マリブのビーチに、夕方の光が斜めに差し込む時間がある。砂浜に腰を下ろした男が、流木に背をもたれてただ海を見ている。白いリネンシャツ、ベージュのショーツ、レザーサンダル──それだけで、すべてが完成している。
Safari誌が長年描いてきた「男の夏」の原型はここにある。リゾートでもなく、ストリートでもなく、「生き方としての夏」だ。

リネンシャツ一枚で、夏が変わる
男性のVALEGIA的夏コーデは、実はシンプルだ。核心にあるのはリネンシャツ一枚の選択にある。
化学繊維のシャツとリネンシャツの違いは、着た瞬間に分かる。素材が肌に触れたときの温度感、風が通るときの透過性、そして太陽光の下での発色。リネンは汗をかくほど馴染み、洗うたびに「その人の服」になっていく。

VALEGIAが選ぶ夏のリネンシャツ3本
① Rails(レイルズ)|カリフォルニア発、¥22,000〜
LAを拠点とするRailsは、リネンとシルクのブレンドが特徴。柔らかい落ち感と、着崩したときの表情が他にはない。ボタンを2つ開けて、砂浜で着ることを前提に設計されたような服だ。日本ではFarfetch・楽天セレクトショップ経由で入手可能。
② Faherty(ファハティ)|サーファーのリネン、¥28,000〜
New York発だが、魂はカリフォルニアにあるブランド。海辺で着ることを想定したシルエットで、腕まくりしたときの袖のたまり具合まで計算されている。
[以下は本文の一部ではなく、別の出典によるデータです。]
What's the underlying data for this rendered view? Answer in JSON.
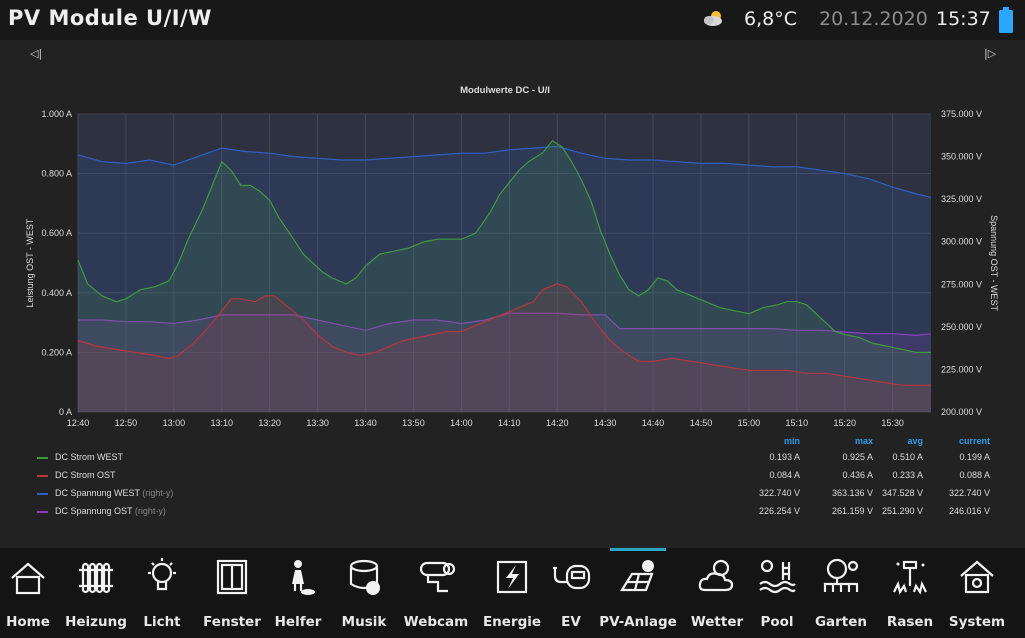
{
  "header": {
    "title": "PV Module U/I/W",
    "weather_icon": "partly-cloudy-icon",
    "temperature": "6,8°C",
    "date": "20.12.2020",
    "time": "15:37",
    "battery_icon": "battery-icon",
    "battery_color": "#2aa8ff"
  },
  "navigation": {
    "prev_icon": "step-back-icon",
    "next_icon": "step-forward-icon",
    "prev_label": "◁|",
    "next_label": "|▷"
  },
  "chart_data": {
    "type": "line",
    "title": "Modulwerte DC - U/I",
    "ylabel": "Leistung OST - WEST",
    "ylabel_right": "Spannung OST - WEST",
    "ylim": [
      0,
      1.0
    ],
    "ylim_right": [
      200,
      375
    ],
    "y_ticks": [
      "1.000 A",
      "0.800 A",
      "0.600 A",
      "0.400 A",
      "0.200 A",
      "0 A"
    ],
    "y_right_ticks": [
      "375.000 V",
      "350.000 V",
      "325.000 V",
      "300.000 V",
      "275.000 V",
      "250.000 V",
      "225.000 V",
      "200.000 V"
    ],
    "x_ticks": [
      "12:40",
      "12:50",
      "13:00",
      "13:10",
      "13:20",
      "13:30",
      "13:40",
      "13:50",
      "14:00",
      "14:10",
      "14:20",
      "14:30",
      "14:40",
      "14:50",
      "15:00",
      "15:10",
      "15:20",
      "15:30"
    ],
    "x_range": [
      "12:40",
      "15:38"
    ],
    "grid": true,
    "series": [
      {
        "name": "DC Strom WEST",
        "axis": "left",
        "color": "#3f9a3f",
        "points": [
          [
            "12:40",
            0.51
          ],
          [
            "12:42",
            0.43
          ],
          [
            "12:45",
            0.39
          ],
          [
            "12:48",
            0.37
          ],
          [
            "12:50",
            0.38
          ],
          [
            "12:53",
            0.41
          ],
          [
            "12:56",
            0.42
          ],
          [
            "12:59",
            0.44
          ],
          [
            "13:01",
            0.5
          ],
          [
            "13:03",
            0.58
          ],
          [
            "13:06",
            0.68
          ],
          [
            "13:08",
            0.76
          ],
          [
            "13:10",
            0.84
          ],
          [
            "13:12",
            0.81
          ],
          [
            "13:14",
            0.76
          ],
          [
            "13:16",
            0.76
          ],
          [
            "13:18",
            0.74
          ],
          [
            "13:20",
            0.71
          ],
          [
            "13:22",
            0.65
          ],
          [
            "13:25",
            0.58
          ],
          [
            "13:27",
            0.53
          ],
          [
            "13:29",
            0.5
          ],
          [
            "13:31",
            0.47
          ],
          [
            "13:33",
            0.45
          ],
          [
            "13:36",
            0.43
          ],
          [
            "13:38",
            0.45
          ],
          [
            "13:40",
            0.49
          ],
          [
            "13:43",
            0.53
          ],
          [
            "13:46",
            0.54
          ],
          [
            "13:49",
            0.55
          ],
          [
            "13:52",
            0.57
          ],
          [
            "13:55",
            0.58
          ],
          [
            "13:58",
            0.58
          ],
          [
            "14:00",
            0.58
          ],
          [
            "14:03",
            0.6
          ],
          [
            "14:06",
            0.67
          ],
          [
            "14:08",
            0.73
          ],
          [
            "14:10",
            0.77
          ],
          [
            "14:12",
            0.81
          ],
          [
            "14:14",
            0.84
          ],
          [
            "14:17",
            0.87
          ],
          [
            "14:19",
            0.91
          ],
          [
            "14:21",
            0.89
          ],
          [
            "14:23",
            0.84
          ],
          [
            "14:25",
            0.78
          ],
          [
            "14:27",
            0.71
          ],
          [
            "14:29",
            0.61
          ],
          [
            "14:31",
            0.53
          ],
          [
            "14:33",
            0.46
          ],
          [
            "14:35",
            0.41
          ],
          [
            "14:37",
            0.39
          ],
          [
            "14:39",
            0.41
          ],
          [
            "14:41",
            0.45
          ],
          [
            "14:43",
            0.44
          ],
          [
            "14:45",
            0.41
          ],
          [
            "14:48",
            0.39
          ],
          [
            "14:51",
            0.37
          ],
          [
            "14:54",
            0.35
          ],
          [
            "14:57",
            0.34
          ],
          [
            "15:00",
            0.33
          ],
          [
            "15:03",
            0.35
          ],
          [
            "15:06",
            0.36
          ],
          [
            "15:08",
            0.37
          ],
          [
            "15:10",
            0.37
          ],
          [
            "15:12",
            0.36
          ],
          [
            "15:14",
            0.33
          ],
          [
            "15:16",
            0.3
          ],
          [
            "15:18",
            0.27
          ],
          [
            "15:20",
            0.26
          ],
          [
            "15:23",
            0.25
          ],
          [
            "15:26",
            0.23
          ],
          [
            "15:29",
            0.22
          ],
          [
            "15:32",
            0.21
          ],
          [
            "15:35",
            0.2
          ],
          [
            "15:38",
            0.2
          ]
        ]
      },
      {
        "name": "DC Strom OST",
        "axis": "left",
        "color": "#b8343e",
        "points": [
          [
            "12:40",
            0.24
          ],
          [
            "12:44",
            0.22
          ],
          [
            "12:48",
            0.21
          ],
          [
            "12:52",
            0.2
          ],
          [
            "12:56",
            0.19
          ],
          [
            "12:59",
            0.18
          ],
          [
            "13:01",
            0.19
          ],
          [
            "13:04",
            0.23
          ],
          [
            "13:07",
            0.28
          ],
          [
            "13:10",
            0.34
          ],
          [
            "13:12",
            0.38
          ],
          [
            "13:14",
            0.38
          ],
          [
            "13:17",
            0.37
          ],
          [
            "13:19",
            0.39
          ],
          [
            "13:21",
            0.39
          ],
          [
            "13:24",
            0.35
          ],
          [
            "13:27",
            0.31
          ],
          [
            "13:30",
            0.26
          ],
          [
            "13:33",
            0.22
          ],
          [
            "13:36",
            0.2
          ],
          [
            "13:39",
            0.19
          ],
          [
            "13:42",
            0.2
          ],
          [
            "13:45",
            0.22
          ],
          [
            "13:48",
            0.24
          ],
          [
            "13:51",
            0.25
          ],
          [
            "13:54",
            0.26
          ],
          [
            "13:57",
            0.27
          ],
          [
            "14:00",
            0.27
          ],
          [
            "14:03",
            0.29
          ],
          [
            "14:06",
            0.31
          ],
          [
            "14:09",
            0.33
          ],
          [
            "14:12",
            0.35
          ],
          [
            "14:15",
            0.37
          ],
          [
            "14:17",
            0.41
          ],
          [
            "14:20",
            0.43
          ],
          [
            "14:22",
            0.42
          ],
          [
            "14:25",
            0.37
          ],
          [
            "14:28",
            0.3
          ],
          [
            "14:31",
            0.24
          ],
          [
            "14:34",
            0.2
          ],
          [
            "14:37",
            0.17
          ],
          [
            "14:40",
            0.17
          ],
          [
            "14:44",
            0.18
          ],
          [
            "14:48",
            0.17
          ],
          [
            "14:52",
            0.16
          ],
          [
            "14:56",
            0.15
          ],
          [
            "15:00",
            0.14
          ],
          [
            "15:04",
            0.14
          ],
          [
            "15:08",
            0.14
          ],
          [
            "15:12",
            0.13
          ],
          [
            "15:16",
            0.13
          ],
          [
            "15:20",
            0.12
          ],
          [
            "15:24",
            0.11
          ],
          [
            "15:28",
            0.1
          ],
          [
            "15:32",
            0.09
          ],
          [
            "15:36",
            0.09
          ],
          [
            "15:38",
            0.09
          ]
        ]
      },
      {
        "name": "DC Spannung WEST",
        "suffix": "(right-y)",
        "axis": "right",
        "color": "#2d5fc4",
        "points": [
          [
            "12:40",
            351
          ],
          [
            "12:45",
            347
          ],
          [
            "12:50",
            346
          ],
          [
            "12:55",
            348
          ],
          [
            "13:00",
            345
          ],
          [
            "13:05",
            350
          ],
          [
            "13:10",
            355
          ],
          [
            "13:15",
            353
          ],
          [
            "13:20",
            352
          ],
          [
            "13:25",
            350
          ],
          [
            "13:30",
            349
          ],
          [
            "13:35",
            348
          ],
          [
            "13:40",
            348
          ],
          [
            "13:45",
            349
          ],
          [
            "13:50",
            350
          ],
          [
            "13:55",
            351
          ],
          [
            "14:00",
            352
          ],
          [
            "14:05",
            352
          ],
          [
            "14:10",
            354
          ],
          [
            "14:15",
            355
          ],
          [
            "14:20",
            356
          ],
          [
            "14:25",
            352
          ],
          [
            "14:30",
            349
          ],
          [
            "14:35",
            348
          ],
          [
            "14:40",
            348
          ],
          [
            "14:45",
            347
          ],
          [
            "14:50",
            346
          ],
          [
            "14:55",
            346
          ],
          [
            "15:00",
            345
          ],
          [
            "15:05",
            344
          ],
          [
            "15:10",
            344
          ],
          [
            "15:15",
            342
          ],
          [
            "15:20",
            340
          ],
          [
            "15:25",
            337
          ],
          [
            "15:30",
            332
          ],
          [
            "15:35",
            328
          ],
          [
            "15:38",
            326
          ]
        ]
      },
      {
        "name": "DC Spannung OST",
        "suffix": "(right-y)",
        "axis": "right",
        "color": "#8c3fbf",
        "points": [
          [
            "12:40",
            254
          ],
          [
            "12:45",
            254
          ],
          [
            "12:50",
            253
          ],
          [
            "12:55",
            253
          ],
          [
            "13:00",
            252
          ],
          [
            "13:05",
            254
          ],
          [
            "13:10",
            257
          ],
          [
            "13:15",
            257
          ],
          [
            "13:20",
            257
          ],
          [
            "13:25",
            257
          ],
          [
            "13:30",
            254
          ],
          [
            "13:35",
            251
          ],
          [
            "13:40",
            248
          ],
          [
            "13:45",
            252
          ],
          [
            "13:50",
            254
          ],
          [
            "13:55",
            254
          ],
          [
            "14:00",
            252
          ],
          [
            "14:05",
            254
          ],
          [
            "14:10",
            258
          ],
          [
            "14:15",
            258
          ],
          [
            "14:20",
            258
          ],
          [
            "14:25",
            257
          ],
          [
            "14:30",
            257
          ],
          [
            "14:33",
            249
          ],
          [
            "14:40",
            249
          ],
          [
            "14:45",
            249
          ],
          [
            "14:50",
            249
          ],
          [
            "14:55",
            249
          ],
          [
            "15:00",
            249
          ],
          [
            "15:05",
            249
          ],
          [
            "15:10",
            248
          ],
          [
            "15:15",
            248
          ],
          [
            "15:20",
            247
          ],
          [
            "15:25",
            246
          ],
          [
            "15:30",
            246
          ],
          [
            "15:35",
            245
          ],
          [
            "15:38",
            246
          ]
        ]
      }
    ]
  },
  "legend": {
    "headers": [
      "min",
      "max",
      "avg",
      "current"
    ],
    "rows": [
      {
        "name": "DC Strom WEST",
        "suffix": "",
        "color": "#3f9a3f",
        "values": [
          "0.193 A",
          "0.925 A",
          "0.510 A",
          "0.199 A"
        ]
      },
      {
        "name": "DC Strom OST",
        "suffix": "",
        "color": "#b8343e",
        "values": [
          "0.084 A",
          "0.436 A",
          "0.233 A",
          "0.088 A"
        ]
      },
      {
        "name": "DC Spannung WEST",
        "suffix": "(right-y)",
        "color": "#2d5fc4",
        "values": [
          "322.740 V",
          "363.136 V",
          "347.528 V",
          "322.740 V"
        ]
      },
      {
        "name": "DC Spannung OST",
        "suffix": "(right-y)",
        "color": "#8c3fbf",
        "values": [
          "226.254 V",
          "261.159 V",
          "251.290 V",
          "246.016 V"
        ]
      }
    ]
  },
  "nav_bar": {
    "active_index": 9,
    "active_color": "#29a8c8",
    "items": [
      {
        "label": "Home",
        "icon": "house-icon"
      },
      {
        "label": "Heizung",
        "icon": "radiator-icon"
      },
      {
        "label": "Licht",
        "icon": "light-bulb-icon"
      },
      {
        "label": "Fenster",
        "icon": "window-icon"
      },
      {
        "label": "Helfer",
        "icon": "robot-vacuum-icon"
      },
      {
        "label": "Musik",
        "icon": "speaker-icon"
      },
      {
        "label": "Webcam",
        "icon": "security-camera-icon"
      },
      {
        "label": "Energie",
        "icon": "lightning-icon"
      },
      {
        "label": "EV",
        "icon": "electric-car-icon"
      },
      {
        "label": "PV-Anlage",
        "icon": "solar-panel-icon"
      },
      {
        "label": "Wetter",
        "icon": "weather-icon"
      },
      {
        "label": "Pool",
        "icon": "pool-icon"
      },
      {
        "label": "Garten",
        "icon": "garden-icon"
      },
      {
        "label": "Rasen",
        "icon": "sprinkler-icon"
      },
      {
        "label": "System",
        "icon": "system-house-icon"
      }
    ]
  }
}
色展開がアースカラー中心で、VALEGIA的なニュートラルパレットと相性が良い。
③ A.P.C.(アーペーセー)|フランスの厳格さ、¥35,000〜
カリフォルニア感よりパリの空気を纏うが、リネンシャツに関してはA.P.C.が日本で最も入手しやすい選択肢の一つだ。縫製の精度が高く、5年後も同じ形を保つ。ビーチから都市まで転用できる。
| ブランド | 価格帯 | 雰囲気 | 入手先 |
|---|---|---|---|
| Rails | ¥22,000〜 | LA・カジュアル | 楽天・Farfetch |
| Faherty | ¥28,000〜 | サーフ・アウトドア | 公式・海外通販 |
| A.P.C. | ¥35,000〜 | パリ・都市 | 伊勢丹・公式 |

コーデの公式:リネンシャツ × 2つの選択
ビーチ版:リネンシャツ(開け気味)× ベージュ or ネイビーのショーツ × レザーサンダル。以上。これ以上何も足さない。
タウン版:リネンシャツ(ボタン留め・タックイン)× テーパードスラックス × ローファー。リネンの素材感がスラックスの上品さと釣り合う。
どちらのコーデも、核心にあるのは「素材で語る」という哲学だ。ロゴもプリントも不要。リネンの質感が、すべてを語ってくれる。